There was a stove near our basement. A woman cooked the soup, put the kettle on, and then told her husband: “Kolya, go out and bring the kettle; it must have boiled.” So he came out, and then the Grads flew, one fragment — bang, and he died. And another woman ran to the evacuation bus; she reached the market, and then they started hitting with shells from a tank or a mortar. “Valya, Valya,” — but she was gone, and that’s it. Her son’s foot was torn off, so they bandaged him immediately on the bus and took him to the hospital in Bakhmut. So there they cut off his foot, a young guy.

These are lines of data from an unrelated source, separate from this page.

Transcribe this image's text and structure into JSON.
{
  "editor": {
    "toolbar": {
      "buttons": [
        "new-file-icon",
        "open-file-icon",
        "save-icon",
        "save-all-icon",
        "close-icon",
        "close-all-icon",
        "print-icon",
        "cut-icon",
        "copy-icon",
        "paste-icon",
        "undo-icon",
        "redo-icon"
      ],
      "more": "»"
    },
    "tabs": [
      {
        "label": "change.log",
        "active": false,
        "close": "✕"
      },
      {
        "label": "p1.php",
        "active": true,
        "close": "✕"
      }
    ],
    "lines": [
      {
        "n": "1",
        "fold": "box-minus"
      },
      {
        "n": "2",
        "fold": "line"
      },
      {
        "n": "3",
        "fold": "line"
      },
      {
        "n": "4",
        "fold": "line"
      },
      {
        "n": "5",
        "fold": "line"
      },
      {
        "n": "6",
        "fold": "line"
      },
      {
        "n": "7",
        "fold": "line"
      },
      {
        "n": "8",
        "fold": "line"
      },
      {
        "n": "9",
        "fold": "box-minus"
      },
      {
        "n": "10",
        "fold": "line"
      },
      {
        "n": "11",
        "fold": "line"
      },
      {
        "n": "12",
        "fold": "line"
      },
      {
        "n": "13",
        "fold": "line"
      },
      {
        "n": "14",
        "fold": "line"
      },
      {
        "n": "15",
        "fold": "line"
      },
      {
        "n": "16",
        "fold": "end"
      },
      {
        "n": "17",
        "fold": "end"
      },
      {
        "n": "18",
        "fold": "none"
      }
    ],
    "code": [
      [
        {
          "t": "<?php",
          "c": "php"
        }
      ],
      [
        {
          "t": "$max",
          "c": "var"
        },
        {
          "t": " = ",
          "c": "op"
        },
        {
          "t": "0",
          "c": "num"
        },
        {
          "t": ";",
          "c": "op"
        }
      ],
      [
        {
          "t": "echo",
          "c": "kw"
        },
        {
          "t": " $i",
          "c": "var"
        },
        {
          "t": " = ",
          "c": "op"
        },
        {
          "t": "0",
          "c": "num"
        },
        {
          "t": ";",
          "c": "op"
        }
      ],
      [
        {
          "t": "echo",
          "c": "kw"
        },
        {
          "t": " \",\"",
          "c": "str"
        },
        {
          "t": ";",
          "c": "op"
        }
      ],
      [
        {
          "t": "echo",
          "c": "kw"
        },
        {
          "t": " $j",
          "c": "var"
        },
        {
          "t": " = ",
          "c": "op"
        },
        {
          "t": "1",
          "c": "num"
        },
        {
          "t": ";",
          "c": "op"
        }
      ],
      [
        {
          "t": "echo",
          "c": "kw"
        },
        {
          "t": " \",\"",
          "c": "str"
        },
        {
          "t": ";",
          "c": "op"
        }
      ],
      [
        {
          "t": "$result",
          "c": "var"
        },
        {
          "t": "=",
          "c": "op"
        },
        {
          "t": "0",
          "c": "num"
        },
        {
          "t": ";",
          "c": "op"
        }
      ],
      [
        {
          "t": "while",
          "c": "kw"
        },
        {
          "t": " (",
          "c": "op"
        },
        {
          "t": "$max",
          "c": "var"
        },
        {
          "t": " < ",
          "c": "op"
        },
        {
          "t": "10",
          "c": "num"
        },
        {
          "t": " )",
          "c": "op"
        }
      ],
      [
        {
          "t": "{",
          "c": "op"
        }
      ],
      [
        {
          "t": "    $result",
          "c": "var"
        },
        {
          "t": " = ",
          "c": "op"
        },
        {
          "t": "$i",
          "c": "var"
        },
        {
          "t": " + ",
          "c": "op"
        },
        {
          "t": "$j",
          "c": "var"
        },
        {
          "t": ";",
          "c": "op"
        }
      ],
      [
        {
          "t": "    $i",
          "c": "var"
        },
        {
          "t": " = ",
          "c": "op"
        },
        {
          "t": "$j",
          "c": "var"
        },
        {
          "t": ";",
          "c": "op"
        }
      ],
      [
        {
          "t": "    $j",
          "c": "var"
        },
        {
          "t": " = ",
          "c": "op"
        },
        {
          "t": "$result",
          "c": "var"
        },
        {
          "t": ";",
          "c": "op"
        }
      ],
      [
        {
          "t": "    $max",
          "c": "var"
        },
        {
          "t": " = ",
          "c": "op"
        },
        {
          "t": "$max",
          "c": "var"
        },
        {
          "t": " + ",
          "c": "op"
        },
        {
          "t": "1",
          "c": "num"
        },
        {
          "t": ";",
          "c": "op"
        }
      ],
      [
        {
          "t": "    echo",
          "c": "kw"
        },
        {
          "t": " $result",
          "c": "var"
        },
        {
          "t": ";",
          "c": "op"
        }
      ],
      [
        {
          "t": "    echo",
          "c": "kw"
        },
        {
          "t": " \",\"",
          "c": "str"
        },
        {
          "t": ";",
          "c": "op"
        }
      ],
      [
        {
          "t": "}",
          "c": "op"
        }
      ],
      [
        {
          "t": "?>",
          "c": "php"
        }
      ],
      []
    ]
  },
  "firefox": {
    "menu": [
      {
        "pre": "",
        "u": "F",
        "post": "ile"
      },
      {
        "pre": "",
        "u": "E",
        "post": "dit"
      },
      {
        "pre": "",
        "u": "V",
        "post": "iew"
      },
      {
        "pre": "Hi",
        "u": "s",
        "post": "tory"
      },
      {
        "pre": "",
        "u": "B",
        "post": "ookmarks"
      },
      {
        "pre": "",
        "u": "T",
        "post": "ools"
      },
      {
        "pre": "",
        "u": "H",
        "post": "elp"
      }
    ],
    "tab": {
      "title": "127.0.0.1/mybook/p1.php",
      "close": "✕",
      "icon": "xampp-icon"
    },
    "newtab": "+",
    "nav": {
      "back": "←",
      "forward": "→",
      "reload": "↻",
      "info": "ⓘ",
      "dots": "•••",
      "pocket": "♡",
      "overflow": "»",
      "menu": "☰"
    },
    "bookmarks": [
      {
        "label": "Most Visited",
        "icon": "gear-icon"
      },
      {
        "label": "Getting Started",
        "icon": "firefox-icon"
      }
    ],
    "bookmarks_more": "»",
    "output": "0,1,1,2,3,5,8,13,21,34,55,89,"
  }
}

And the weapons were everywhere. After all, people fled from the private sector to the bomb shelter, and the sniper fired. Then the military machine collected the corpses, and they didn’t let bury them in the cemetery because of the shooting. The excavator dug a hole in the village, and a cross was put up, so at least people were buried. But later, when the katsaps [ethnic slur for Russians] came in, it was unclear whether they took the bodies away or not... Ours took them away, but those — who knows? The people died in the open area, and so many were under the rubble in the houses.
Everything was stolen from my daughter. At first, my soul ached: my wife and I had just made so many repairs in our house, and everything burned down, and they took everything out from my daughter’s. They even ripped out the gas boiler from my son’s and took away everything: they threw away his clothes, and what was better — beds, sofas, household appliances, computers — everything was taken away.
Why, in your opinion, did the Russians fire on civilians?
As he [Putin] says: “I do not kill people, I do not kill children, I remove the Nazis and expel Banderites [Ukranian nationalists].” What Nazis? What Bandera people? You’re killing all the Russian speakers. It is his [Putin’s] policy, and even now, he says: “It’s not me who destroys cities but the Ukrainian army.” He is sitting in Moscow, and I am here, but I can see who, from where, and at whom are shooting. What are you telling me? Some people are for the “Russian world” [the concept of social totality associated with Russian culture], so they say: “You had it coming."
How did the invaders treat the civilian population in Popasna?
People were taken out of Rubivka on an evacuation bus, about 28 kilometers between Popasna and Bakhmut. They drove nearly half the way, and there was a “Rafik” [a nickname for a minibus Raf-2203 Latvija] from Kyiv. A sabotage group was in the hedges and started shooting at Rafik. They took the driver away and kept him in Popasnaya. They took away his documents and then moved him to the basement in Pervomayka. He later gave interviews and said they mocked and beat him and took everything they wanted. Then he was released and asked: “How about the documents?” And the Russian replied: “Did I take them from you? Where were you received? In Popasna? That’s where you go.” So he went there, and they said: “We haven’t seen you before.” So he asked again: “How will I leave then?” Somehow they let him through the border; he drove through Poland to Ukraine and restored the documents.
Also, some older people did not leave. Maybe 200-300 people left. The Russians took them to Pervomayka and put a potbelly stove in the basement. I know a deceased friend’s wife in Pervomayka. Yesterday, I talked to her, and she said: “They bring soup, which even a dog does not eat. What are they making it out of? But people still need something to eat. In short, they are hyenas, not people ...
How can we coexist with Russia after the victory?
We have to put up a wall, as we put up a wall with Bilorus. Not the one that Yatseniuk built, but as shown in Zhytomyr and Rivne. I think Russia will break up into small parts. If Europe continues to keep sanctions as it is now, it will fall apart.